Novel repumping on $^{3}$P$_{0}$$\rightarrow$$^{3}$D$_{1}$ for Sr magneto-optical trap and Land\'e g factor measurement of $^{3}$D$_{1}$

TL;DR

This paper introduces a novel repumping scheme and a self-assembled Zeeman slower to significantly enhance strontium atom trapping efficiency and accurately measure the Landé g factor of the $^{3}$D$_{1}$ state, advancing quantum technology applications.

Contribution

The study presents a new repumping method combined with a self-assembled Zeeman slower, achieving a 15-fold increase in atom number and precise Landé g factor measurement for $^{88}$Sr.

Findings

Atom number in blue MOT increased by a factor of 15.

Measured Landé g factor of $^{3}$D$_{1}$ is 0.4995(88).

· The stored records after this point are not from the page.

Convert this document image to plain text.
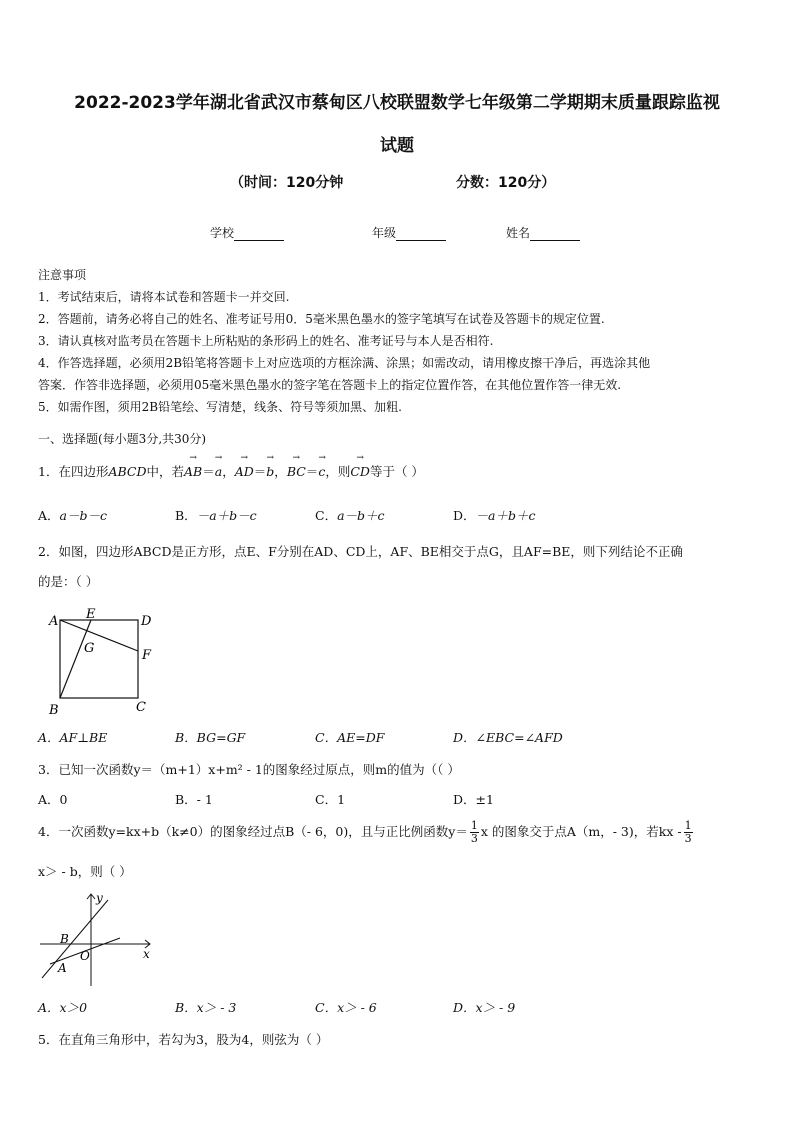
2022-2023学年湖北省武汉市蔡甸区八校联盟数学七年级第二学期期末质量跟踪监视
试题
（时间：120分钟	分数：120分）
学校	年级	姓名

注意事项

1．考试结束后，请将本试卷和答题卡一并交回.

2．答题前，请务必将自己的姓名、准考证号用0．5毫米黑色墨水的签字笔填写在试卷及答题卡的规定位置.

3．请认真核对监考员在答题卡上所粘贴的条形码上的姓名、准考证号与本人是否相符.

4．作答选择题，必须用2B铅笔将答题卡上对应选项的方框涂满、涂黑；如需改动，请用橡皮擦干净后，再选涂其他

答案．作答非选择题，必须用05毫米黑色墨水的签字笔在答题卡上的指定位置作答，在其他位置作答一律无效.

5．如需作图，须用2B铅笔绘、写清楚，线条、符号等须加黑、加粗.

一、选择题(每小题3分,共30分)
1．在四边形ABCD中，若→ AB＝→ a，→ AD＝→ b，→ BC＝→ c，则→ CD等于（ ）
A．a－b－c	B．－a＋b－c	C．a－b＋c	D．－a＋b＋c
2．如图，四边形ABCD是正方形，点E、F分别在AD、CD上，AF、BE相交于点G，且AF=BE，则下列结论不正确
的是：（ ）
A E	D
G	F
B	C
A．AF⊥BE	B．BG=GF	C．AE=DF	D．∠EBC=∠AFD
3．已知一次函数y＝（m+1）x+m² - 1的图象经过原点，则m的值为（（ ）
A．0	B．- 1	C．1	D．±1
4．一次函数y=kx+b（k≠0）的图象经过点B（- 6，0)，且与正比例函数$y= \frac{1}{3}$ x 的图象交于点A（m，- 3)，若kx - $\frac{1}{3}$
x＞ - b，则（ ）
y
x
B
O
A
A．x＞0	B．x＞ - 3	C．x＞ - 6	D．x＞ - 9
5．在直角三角形中，若勾为3，股为4，则弦为（ ）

Enhanced techniques benefit quantum applications.

Abstract

We realize an experimental facility for cooling and trapping strontium (Sr) atoms and measure the Land\'e g factor of $^{3}$D$_{1}$ of $^{88}$Sr. Thanks to a novel repumping scheme with the $^{3}$P$_{2}$$\rightarrow$$^{3}$S$_{1}$ and $^{3}$P$_{0}$$\rightarrow$$^{3}$D$_{1}$ combination and the permanent magnets based self-assembled Zeeman slower, the peak atom number in the continuously repumped blue MOT is enhanced by a factor of 15 with respect to the non-repumping case, and reaches $\sim$1 billion. Furthermore, using the resolved-sideband Zeeman spectroscopy, the Land\'e g factor of $^{3}$D$_{1}$ is measured to be 0.4995(88) showing a good agreement with the theoretical value of 0.4988. The results will have an impact on various applications including atom laser, dipolar interactions, quantum information and precision measurements.